US authorities take control of SVB bank
Little known to the general public, the SVB was nevertheless the 16th American bank by the size of the assets.
The sudden rout of Silicon Valley Bank (SVB), which was shut down by US authorities on Friday, has created a wave of panic in the banking sector, and the markets have wondered about the consequences of the largest bank failure in the United States since the financial crisis of 2008.
The bank could no longer cope with the massive withdrawals of its customers, mainly technology players.
The American authorities therefore took official possession of the bank and entrusted its management to the American agency responsible for guaranteeing deposits (FDIC).
US Treasury Secretary Janet Yellen summoned several finance industry regulators on Friday to discuss the situation. She reminded them that she had full confidence in their ability to take the appropriate measures and believed that the banking sector remained resilient.
Little known to the general public, SVB had specialized in financing emerging companies and had become the 16th largest American bank by the size of assets. At the end of 2022, it had US$209 billion in assets and around US$175.4 billion in deposits.
Its demise not only represents the largest bank failure since that of Washington Mutual in 2008, but also the second largest failure of a retail bank in the United States.
Outside the bank's headquarters in Santa Clara on Friday, a few nervous customers wondered how they could access their funds, some trying to guess what was going on through the closed, glass doors. On the door, a paper from the FDIC indicated that they could, starting Monday, withdraw up to $250,000.
This is not not good. A lot of the biggest [venture capitalists] have really high deposits here, noted a client who didn't want to give his name. The owner of a start-up company, he used the bank to pay his employees and is worried about them.

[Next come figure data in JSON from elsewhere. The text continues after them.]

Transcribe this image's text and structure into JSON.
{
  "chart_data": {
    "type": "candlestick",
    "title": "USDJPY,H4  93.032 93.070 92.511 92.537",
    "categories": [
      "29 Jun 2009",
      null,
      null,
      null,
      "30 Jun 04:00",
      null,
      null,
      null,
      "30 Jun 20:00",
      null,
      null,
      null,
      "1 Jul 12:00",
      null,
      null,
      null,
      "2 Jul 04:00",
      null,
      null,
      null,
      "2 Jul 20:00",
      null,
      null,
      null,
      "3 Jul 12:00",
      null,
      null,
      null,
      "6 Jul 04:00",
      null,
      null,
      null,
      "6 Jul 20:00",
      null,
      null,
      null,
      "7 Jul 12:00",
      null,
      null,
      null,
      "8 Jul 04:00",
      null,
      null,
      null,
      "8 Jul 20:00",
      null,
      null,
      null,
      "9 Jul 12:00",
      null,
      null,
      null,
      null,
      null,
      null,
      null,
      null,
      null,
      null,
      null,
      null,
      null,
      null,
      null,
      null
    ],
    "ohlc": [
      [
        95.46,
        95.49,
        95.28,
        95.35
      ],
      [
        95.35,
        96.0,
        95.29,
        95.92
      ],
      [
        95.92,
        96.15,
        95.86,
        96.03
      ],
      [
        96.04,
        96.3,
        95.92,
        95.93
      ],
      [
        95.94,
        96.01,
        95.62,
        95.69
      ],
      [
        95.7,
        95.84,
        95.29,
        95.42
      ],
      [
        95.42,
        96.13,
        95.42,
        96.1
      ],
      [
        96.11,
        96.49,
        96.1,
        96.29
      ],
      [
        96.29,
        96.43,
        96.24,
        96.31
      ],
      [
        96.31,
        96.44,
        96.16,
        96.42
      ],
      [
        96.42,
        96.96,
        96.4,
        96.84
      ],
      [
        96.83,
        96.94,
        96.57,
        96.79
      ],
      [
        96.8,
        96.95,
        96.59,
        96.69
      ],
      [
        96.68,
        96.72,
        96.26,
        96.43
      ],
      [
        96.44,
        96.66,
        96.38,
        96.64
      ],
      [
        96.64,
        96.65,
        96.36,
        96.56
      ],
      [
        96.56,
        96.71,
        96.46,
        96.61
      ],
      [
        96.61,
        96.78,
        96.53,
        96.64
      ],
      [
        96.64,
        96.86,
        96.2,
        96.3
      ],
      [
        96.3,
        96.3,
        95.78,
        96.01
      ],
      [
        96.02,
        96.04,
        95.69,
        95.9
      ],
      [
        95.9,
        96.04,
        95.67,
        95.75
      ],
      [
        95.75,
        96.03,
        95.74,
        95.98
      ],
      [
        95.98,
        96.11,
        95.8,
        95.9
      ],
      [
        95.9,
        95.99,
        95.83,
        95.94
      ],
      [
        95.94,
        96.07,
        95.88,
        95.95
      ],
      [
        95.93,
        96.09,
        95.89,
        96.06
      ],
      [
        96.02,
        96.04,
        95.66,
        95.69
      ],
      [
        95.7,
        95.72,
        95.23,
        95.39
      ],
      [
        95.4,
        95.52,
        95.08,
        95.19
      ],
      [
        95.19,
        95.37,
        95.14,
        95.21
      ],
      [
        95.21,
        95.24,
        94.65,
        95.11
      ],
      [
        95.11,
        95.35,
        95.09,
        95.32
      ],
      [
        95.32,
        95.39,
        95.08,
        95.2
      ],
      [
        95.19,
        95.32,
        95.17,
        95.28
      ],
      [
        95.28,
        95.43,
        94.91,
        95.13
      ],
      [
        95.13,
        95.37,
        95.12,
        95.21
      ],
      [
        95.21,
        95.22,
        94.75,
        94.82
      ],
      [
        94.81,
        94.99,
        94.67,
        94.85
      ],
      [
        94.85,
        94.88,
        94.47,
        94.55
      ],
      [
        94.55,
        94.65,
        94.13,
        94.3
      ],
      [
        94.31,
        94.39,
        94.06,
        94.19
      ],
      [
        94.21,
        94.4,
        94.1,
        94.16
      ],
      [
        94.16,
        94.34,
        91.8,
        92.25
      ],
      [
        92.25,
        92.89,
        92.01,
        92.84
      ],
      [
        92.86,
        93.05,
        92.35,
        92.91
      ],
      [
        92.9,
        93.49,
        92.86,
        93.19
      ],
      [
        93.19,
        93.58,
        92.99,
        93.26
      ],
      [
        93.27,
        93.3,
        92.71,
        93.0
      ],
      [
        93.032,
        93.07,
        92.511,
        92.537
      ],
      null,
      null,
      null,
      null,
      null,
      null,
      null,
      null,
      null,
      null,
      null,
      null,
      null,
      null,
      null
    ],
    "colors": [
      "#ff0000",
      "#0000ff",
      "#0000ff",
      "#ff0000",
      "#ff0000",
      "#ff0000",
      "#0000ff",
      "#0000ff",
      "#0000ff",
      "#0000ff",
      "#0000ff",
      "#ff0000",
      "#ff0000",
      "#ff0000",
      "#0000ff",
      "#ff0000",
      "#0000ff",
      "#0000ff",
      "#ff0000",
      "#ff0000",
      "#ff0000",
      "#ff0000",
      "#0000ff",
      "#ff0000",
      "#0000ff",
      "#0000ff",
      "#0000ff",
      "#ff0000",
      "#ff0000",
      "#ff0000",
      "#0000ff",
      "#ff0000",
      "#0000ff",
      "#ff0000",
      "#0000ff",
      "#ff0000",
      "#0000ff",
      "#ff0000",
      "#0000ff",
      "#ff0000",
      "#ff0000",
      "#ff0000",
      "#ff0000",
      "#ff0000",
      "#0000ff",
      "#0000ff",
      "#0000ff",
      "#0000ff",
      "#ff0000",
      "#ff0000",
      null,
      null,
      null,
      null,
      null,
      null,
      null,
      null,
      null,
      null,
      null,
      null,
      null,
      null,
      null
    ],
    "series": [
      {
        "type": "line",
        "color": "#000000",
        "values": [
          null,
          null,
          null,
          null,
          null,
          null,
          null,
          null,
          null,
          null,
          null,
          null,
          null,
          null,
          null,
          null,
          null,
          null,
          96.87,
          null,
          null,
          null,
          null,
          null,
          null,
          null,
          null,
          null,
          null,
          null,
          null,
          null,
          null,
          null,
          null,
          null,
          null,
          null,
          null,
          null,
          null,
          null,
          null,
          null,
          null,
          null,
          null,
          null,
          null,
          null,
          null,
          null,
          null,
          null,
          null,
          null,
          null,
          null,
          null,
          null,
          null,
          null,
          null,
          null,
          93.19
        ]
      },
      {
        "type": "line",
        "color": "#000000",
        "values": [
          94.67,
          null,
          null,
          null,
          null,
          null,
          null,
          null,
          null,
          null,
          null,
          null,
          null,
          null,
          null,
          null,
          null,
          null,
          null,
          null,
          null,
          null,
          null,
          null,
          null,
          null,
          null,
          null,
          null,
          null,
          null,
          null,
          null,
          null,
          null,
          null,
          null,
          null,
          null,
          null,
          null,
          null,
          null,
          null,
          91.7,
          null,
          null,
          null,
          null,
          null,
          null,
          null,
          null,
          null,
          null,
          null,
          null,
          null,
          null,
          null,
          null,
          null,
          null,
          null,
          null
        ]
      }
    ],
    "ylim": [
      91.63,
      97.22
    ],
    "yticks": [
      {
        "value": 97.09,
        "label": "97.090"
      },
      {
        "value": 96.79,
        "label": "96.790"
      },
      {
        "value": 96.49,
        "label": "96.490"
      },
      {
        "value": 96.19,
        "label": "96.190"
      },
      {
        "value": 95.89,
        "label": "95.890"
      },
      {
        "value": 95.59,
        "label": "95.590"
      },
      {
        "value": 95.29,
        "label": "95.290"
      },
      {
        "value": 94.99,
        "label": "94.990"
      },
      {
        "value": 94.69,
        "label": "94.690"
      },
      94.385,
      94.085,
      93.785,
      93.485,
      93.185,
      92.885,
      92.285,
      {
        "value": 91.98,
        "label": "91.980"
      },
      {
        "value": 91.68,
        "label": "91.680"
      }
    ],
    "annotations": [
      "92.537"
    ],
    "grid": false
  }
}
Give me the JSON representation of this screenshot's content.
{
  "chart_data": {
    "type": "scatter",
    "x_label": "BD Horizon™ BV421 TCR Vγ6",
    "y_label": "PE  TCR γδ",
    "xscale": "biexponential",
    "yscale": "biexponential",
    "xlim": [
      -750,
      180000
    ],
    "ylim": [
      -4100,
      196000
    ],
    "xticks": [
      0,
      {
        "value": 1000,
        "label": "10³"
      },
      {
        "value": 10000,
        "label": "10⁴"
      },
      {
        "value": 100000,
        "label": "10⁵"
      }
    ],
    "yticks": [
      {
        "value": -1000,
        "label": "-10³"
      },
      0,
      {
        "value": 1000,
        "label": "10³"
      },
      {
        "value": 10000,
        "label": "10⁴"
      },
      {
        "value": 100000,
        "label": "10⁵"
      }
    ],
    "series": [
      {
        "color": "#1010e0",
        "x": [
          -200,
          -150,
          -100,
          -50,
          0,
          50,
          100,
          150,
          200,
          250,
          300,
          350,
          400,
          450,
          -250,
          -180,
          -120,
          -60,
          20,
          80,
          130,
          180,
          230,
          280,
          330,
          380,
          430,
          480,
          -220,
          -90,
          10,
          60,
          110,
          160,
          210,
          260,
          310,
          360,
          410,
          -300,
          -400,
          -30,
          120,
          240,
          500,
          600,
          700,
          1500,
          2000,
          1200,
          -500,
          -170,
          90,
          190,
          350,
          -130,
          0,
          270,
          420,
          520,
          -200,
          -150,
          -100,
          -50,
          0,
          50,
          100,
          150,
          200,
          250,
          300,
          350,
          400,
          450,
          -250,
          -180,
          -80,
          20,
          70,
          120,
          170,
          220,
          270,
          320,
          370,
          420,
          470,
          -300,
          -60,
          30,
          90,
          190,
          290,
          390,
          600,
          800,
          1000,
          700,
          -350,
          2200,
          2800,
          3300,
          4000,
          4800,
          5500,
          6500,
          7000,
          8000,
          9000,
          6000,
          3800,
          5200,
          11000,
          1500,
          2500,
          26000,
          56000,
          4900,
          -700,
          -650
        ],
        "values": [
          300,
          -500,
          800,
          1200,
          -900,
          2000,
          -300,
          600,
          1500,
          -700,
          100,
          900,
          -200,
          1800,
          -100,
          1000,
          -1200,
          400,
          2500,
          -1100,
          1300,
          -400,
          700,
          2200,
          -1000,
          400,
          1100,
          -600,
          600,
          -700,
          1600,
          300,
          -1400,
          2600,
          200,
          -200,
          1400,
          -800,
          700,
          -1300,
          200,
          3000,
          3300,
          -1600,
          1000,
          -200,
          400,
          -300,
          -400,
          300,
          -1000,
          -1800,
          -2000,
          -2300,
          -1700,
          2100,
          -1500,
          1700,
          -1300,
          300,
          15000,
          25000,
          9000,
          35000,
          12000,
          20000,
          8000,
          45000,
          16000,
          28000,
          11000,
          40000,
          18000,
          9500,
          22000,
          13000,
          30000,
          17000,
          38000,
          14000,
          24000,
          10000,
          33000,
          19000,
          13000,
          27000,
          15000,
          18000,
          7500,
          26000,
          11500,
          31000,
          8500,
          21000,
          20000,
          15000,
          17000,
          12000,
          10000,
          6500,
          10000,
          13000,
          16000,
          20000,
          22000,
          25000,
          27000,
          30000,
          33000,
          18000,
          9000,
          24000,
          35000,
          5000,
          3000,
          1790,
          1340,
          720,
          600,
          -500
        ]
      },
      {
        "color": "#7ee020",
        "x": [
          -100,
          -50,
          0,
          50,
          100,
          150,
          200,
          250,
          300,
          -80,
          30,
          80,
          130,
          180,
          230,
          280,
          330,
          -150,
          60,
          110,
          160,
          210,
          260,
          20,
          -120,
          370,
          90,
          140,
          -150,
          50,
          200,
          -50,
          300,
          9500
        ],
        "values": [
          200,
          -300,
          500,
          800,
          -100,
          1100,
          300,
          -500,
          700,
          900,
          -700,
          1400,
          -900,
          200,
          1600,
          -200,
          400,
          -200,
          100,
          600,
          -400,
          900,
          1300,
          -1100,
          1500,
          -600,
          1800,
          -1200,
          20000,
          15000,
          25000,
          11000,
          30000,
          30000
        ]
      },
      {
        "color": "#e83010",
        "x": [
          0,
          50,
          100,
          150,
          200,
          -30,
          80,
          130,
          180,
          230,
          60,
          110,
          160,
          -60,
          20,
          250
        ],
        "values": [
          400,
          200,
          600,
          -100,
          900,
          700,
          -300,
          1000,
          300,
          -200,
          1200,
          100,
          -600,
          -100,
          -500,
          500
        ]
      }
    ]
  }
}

In the markets, the panic movement began on Thursday, after SVB announced that it was seeking to quickly raise capital to face the massive withdrawals of its customers, without succeeding, and having sold for 21 billion dollars. financial securities, losing $1.8 billion in the process.
The announcement surprised investors and rekindled fears about the strength of the entire banking sector, especially with rapidly rising interest rates driving down the value of bonds in their portfolios and increases the cost of credit.
The four largest US banks lost $52 billion on the stock market on Thursday and, in their wake, Asian and then European banks faltered.
In Paris, Societe Generale lost 4.49%, BNP Paribas 3.82% and Crédit Agricole 2.48%. Elsewhere in Europe, the German bank Deutsche Bank dropped 7.35%, the British Barclays 4.09% and the Swiss UBS 4.53%.
On Wall Street, the big banks rallied on Friday after the rout of the previous day: JPMorgan Chase took 2.5% at the end of the session while Bank of America and Citigroup lost less than 1%.
Medium-sized banks or more focused on one type of customer were more in turmoil, for example, First Republic dropping nearly 15% and Signature Bank, close to the cryptocurrency community, 23%.
As is often the case in finance, the problem did not come from where it was expected, explains Alexander Yokum, of the firm CFRA. Many observers wondered about the debt piling up on credit cards or the office real estate market. We didn't expect a bank run [bank panic, Ed], a chain reaction that begins with massive customer withdrawals, he told AFP.
Not to mention that these difficulties coincided with the announcement, Wednesday evening, of the liquidation of Silvergate Bank, an establishment particularly present in cryptocurrencies.
Stephen Innes, analyst of SPI Asset Management, wants to be reassuring, estimating low, in a rating, the risk of a capital or liquidity incident among major banks.
Since the 2008-2009 financial crisis and bank failure American Lehman Brothers, the banks must give reinforced pledges of solidity to their national and European regulators.
They must, for example, justify a higher minimum level of capital intended to mop up any losses.
Morgan Stanley analysts say the funding pressures the SVB is facing faced are very specific and other banks do not face a shortage of liquidity.